Best practice to store enum via hibernate

Hello!

in the radiologydcm4chee module class Study has a member performedStatus of type Integer which represents the DICOM Performed Procedure Step Status (with states “IN PROGRESS”, “DISCONTINUED”, “COMPLETED”). For now the member is stored in the database as Integer. I want to enforce type safety on that member by creating an enum with the three states. Something like this:

public enum PerformedProcedureStepStatus {
	
	IN_PROGRESS(0, "IN PROGRESS"), DISCONTINUED(1, "DISCONTINUED"), COMPLETED(2, "COMPLETED");
	
	final private Integer value;
	
	final private String displayName;
	
	PerformedProcedureStepStatus(Integer value, String displayName) {
		this.value = value;
		this.displayName = displayName;
	}
	
	public Integer getValue() {
		return this.value;
	}
	
	public String getDisplayName() {
		return this.displayName;
	}
}

I can see that in openmrs core enums are stored as varchar via HibernateEnumType

<property name="careSettingType" column="care_setting_type" length="50" not-null="true">
            <type name="org.openmrs.util.HibernateEnumType">
                <param name="enumClassName">org.openmrs.CareSetting$CareSettingType</param>
            </type>
 </property>

I dont want to use the enum ordinal to prevent being dependent on the enum order, thats why I added member value. Considering that in this case I only have 3 states, I think that in terms of reducing storage size in the db I’d rather store it as Integer (via value) or best something smaller than that instead of storing it as varchar (enum name).

Would you generally advocate for storing the enum name as is done in core? Would love to hear some thoughts :smile:

2 Likes

I think displayName should be a key to a resource properties file (if your module supports i18n).

1 Like

thanks @lluismf, good point! the module has message.properties which currently define the enum names as keys.

would you store the enum name or its member value as Integer in the db?

@teleivo, we have chosen to store the natural String value of the enum by convention within OpenMRS because (1) we get the translation between database value & enum “for free” without any additional mapping and (2) the values are more easily understood by someone exporting data from the database.

Your approach (storing Integer) is a valid approach as well. I agree with avoiding the ordinal value, since future changes in the code could change the meaning of previously stored data. It’s a matter of whether you think the benefits of storing an Integer (database size, performance) are significant enough to justify the cost (maintaining value mappings in code, obfuscating exported data).

Cheers,

-@burke

Personally I think that the additional clarity of having the varchar name stored far outweighs the space/performance improvements of storing an integer, which I presume are negligible.

1 Like

thanks a lot @burke and @darius for your take on this, I will think about it :slight_smile:

Having used both storage mechanisms (integer and varchar) over the years, I’ve now settled on using a varchar for enums. Part of me hates to frivolously use a varchar when an integer is so much more efficient but, as Darius mentions, working with an integer is just a lot more of a pain and the performance implications are tiny.

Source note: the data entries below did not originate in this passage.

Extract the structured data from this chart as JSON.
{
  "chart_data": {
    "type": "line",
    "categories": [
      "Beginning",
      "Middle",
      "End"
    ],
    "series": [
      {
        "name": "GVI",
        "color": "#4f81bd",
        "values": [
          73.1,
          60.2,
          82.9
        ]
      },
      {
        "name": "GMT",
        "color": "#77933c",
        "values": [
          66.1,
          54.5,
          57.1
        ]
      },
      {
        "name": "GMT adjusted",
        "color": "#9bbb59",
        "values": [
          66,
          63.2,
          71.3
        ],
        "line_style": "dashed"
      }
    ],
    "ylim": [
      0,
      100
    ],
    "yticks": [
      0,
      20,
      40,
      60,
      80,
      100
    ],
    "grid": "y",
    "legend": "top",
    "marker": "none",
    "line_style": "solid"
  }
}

Also, in the past I’ve made SQL mistakes because I forgot which id matches with each enum. There is also the confusing way that hibernate stores enums by ordinal rather than a value. This, at least for me, was the unexpected default behavior I experienced and wasn’t something I figured out how to easily change.

I tend to use integers for this kind of entities when they must be localizable and the translation is in another table (the integer acts as PK in one table and FK in another). But I don’t have a strong argument for it.